Below you will find a collection of Nicki Clyne’s tweets, starting in mid-November. She is a frequent poster, and not shy at all in putting her mind out there for people to scrutinize.
‘I don’t know who needs to hear this (besides me), but people who comment on YouTube are not your friends, never were, and never will be.’
‘It should surprise *checks notes* no one that lead prosecutor for the NXIVM case, Moira Penza, signed an open letter in support of Amber Heard, saying it’s wrong to vilify her. She’s in the business of making liars into heroes, after all.’
‘Learning to spot the different between questions that come from a place of curiosity vs. righteousness is a very valuable life skill. It will save you lots of time and energy.’
‘In other words, don’t waste your time trying to convince people of something who are only looking to affirm their pre-conceived notions. Do remain open to people who appreciate the complexity of life and value different points of view.’
‘I think it’s ironic that the “anti-cult/anti-NXIVM” people keep telling me to “wake up.” You can’t wake up and suddenly believe in victim mentality. Once you realize you are responsible for your own life, you never go back.’
‘Few people care about due process until it’s their head on the chopping block. I think this is cultural, and could be helped by better parenting. Implement a consistent system of earning and consequences with your children, and teach that rights are not to be taken for granted.’
‘Because I am vocal about due process and prison reform, I get a lot of messages from people who’ve had horrible experiences with the criminal justice system. It breaks my heart. I wish I could help them all. We need real change in the criminal justice system.’
‘Only the simplest minds believe that supporting due process means you are supporting any particular conduct or potential crime.’
‘I have to say, having controversy in your life is a great way to filter out the NPCs and find the real ones.’
‘It’s a brilliant sleight of hand that the government has the masses more upset about an alleged “cult leader” than a corrupt institution that threatens, violates, and imprisons its citizens with impunity.’
‘A 29-year-old actress volunteered to transcribe 5 hours of video for a friend’s memorial service, and she was asked to review 55 articles as part of DOS. For this, Keith got 20 years in prison.’
‘Former FBI calls out FBI for fabricating and forging evidence in NXIVM case: “Six experts, including Kiper, argue the photo dates on the hard drive have been manipulated and folder names were forged to look like they were auto-created in 2005.”‘
‘I appreciate everyone’s concern over the awful message I received from someone on LinkedIn. It is not my wish for anyone to take action on my behalf. While I believe his behavior was inappropriate and cruel, he has since deleted the message and probably has his own issues.’

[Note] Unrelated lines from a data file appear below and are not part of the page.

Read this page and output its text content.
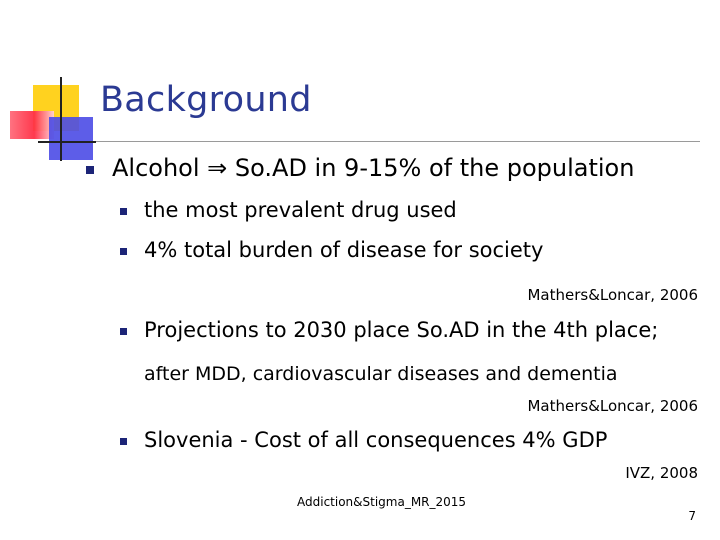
Background
Alcohol ⇒ So.AD in 9-15% of the population
the most prevalent drug used
4% total burden of disease for society
Mathers&Loncar, 2006
Projections to 2030 place So.AD in the 4th place;
after MDD, cardiovascular diseases and dementia
Mathers&Loncar, 2006
Slovenia - Cost of all consequences 4% GDP
IVZ, 2008
Addiction&Stigma_MR_2015
7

‘Learning things the hard way is sometimes the only way because the memory gets stored in your body. For example, I will never again mistake a plantain for a banana.’

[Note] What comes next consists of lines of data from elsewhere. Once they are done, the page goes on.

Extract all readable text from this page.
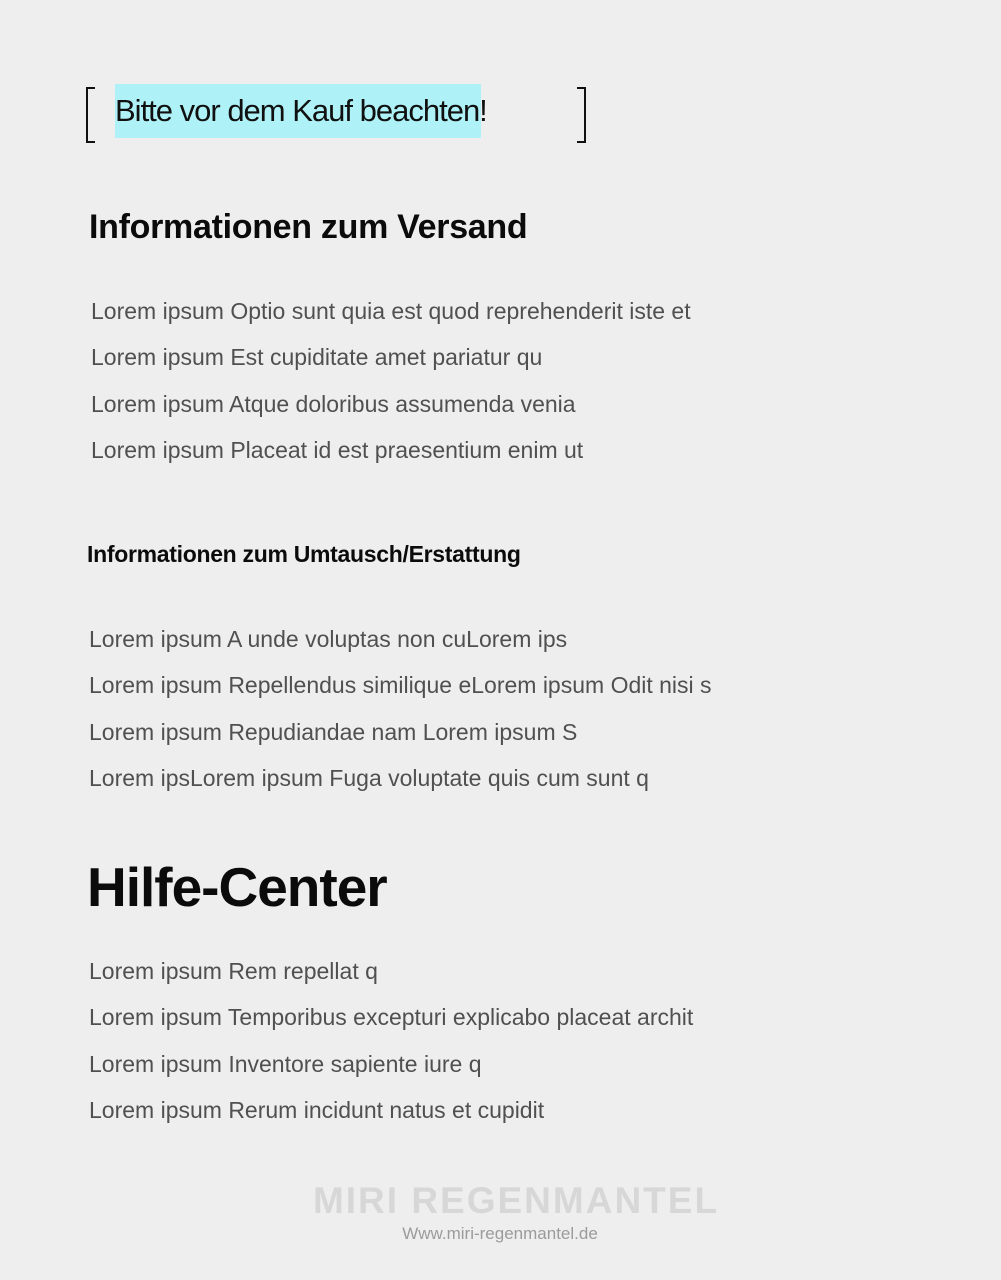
Bitte vor dem Kauf beachten!
Informationen zum Versand
Lorem ipsum Optio sunt quia est quod reprehenderit iste et
Lorem ipsum Est cupiditate amet pariatur qu
Lorem ipsum Atque doloribus assumenda venia
Lorem ipsum Placeat id est praesentium enim ut
Informationen zum Umtausch/Erstattung
Lorem ipsum A unde voluptas non cuLorem ips
Lorem ipsum Repellendus similique eLorem ipsum Odit nisi s
Lorem ipsum Repudiandae nam Lorem ipsum S
Lorem ipsLorem ipsum Fuga voluptate quis cum sunt q
Hilfe-Center
Lorem ipsum Rem repellat q
Lorem ipsum Temporibus excepturi explicabo placeat archit
Lorem ipsum Inventore sapiente iure q
Lorem ipsum Rerum incidunt natus et cupidit
MIRI REGENMANTEL
Www.miri-regenmantel.de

‘But I think that’s still different than the people who come on Twitter to be hateful and run away from the pain of their own lives. Hard to find common ground with someone whose identity is wrapped up in what they reject.’
‘Finally got a fair interview. Thank you @Newsweek’
[You can read the whole Newsweek piece in Nicki Clyne on What Happened to Keith Raniere Since Jail: ‘Very Concerning’]
Probably, the Clyne’s tweet that best stuck with me was this:
‘I wonder what would happen if the people who attack me on here spent a day with me… an hour even…’
She is not wrong. Even a few hours cruising her social media offerings do the trick: one cannot help but be more sympathetic to her than before.
Don’t get me wrong, I remain totally unconvinced of the validity of the ESP ‘tech’, even less convinced of the legitimacy of the ‘sorority’ DOS. But there’s no two ways about it: Nicki Clyne is fighting what she believes to be the good fight. Maybe she is not speaking the truth, but she is certainly speaking her truth. And there’s valor in that. This woman is not a victim.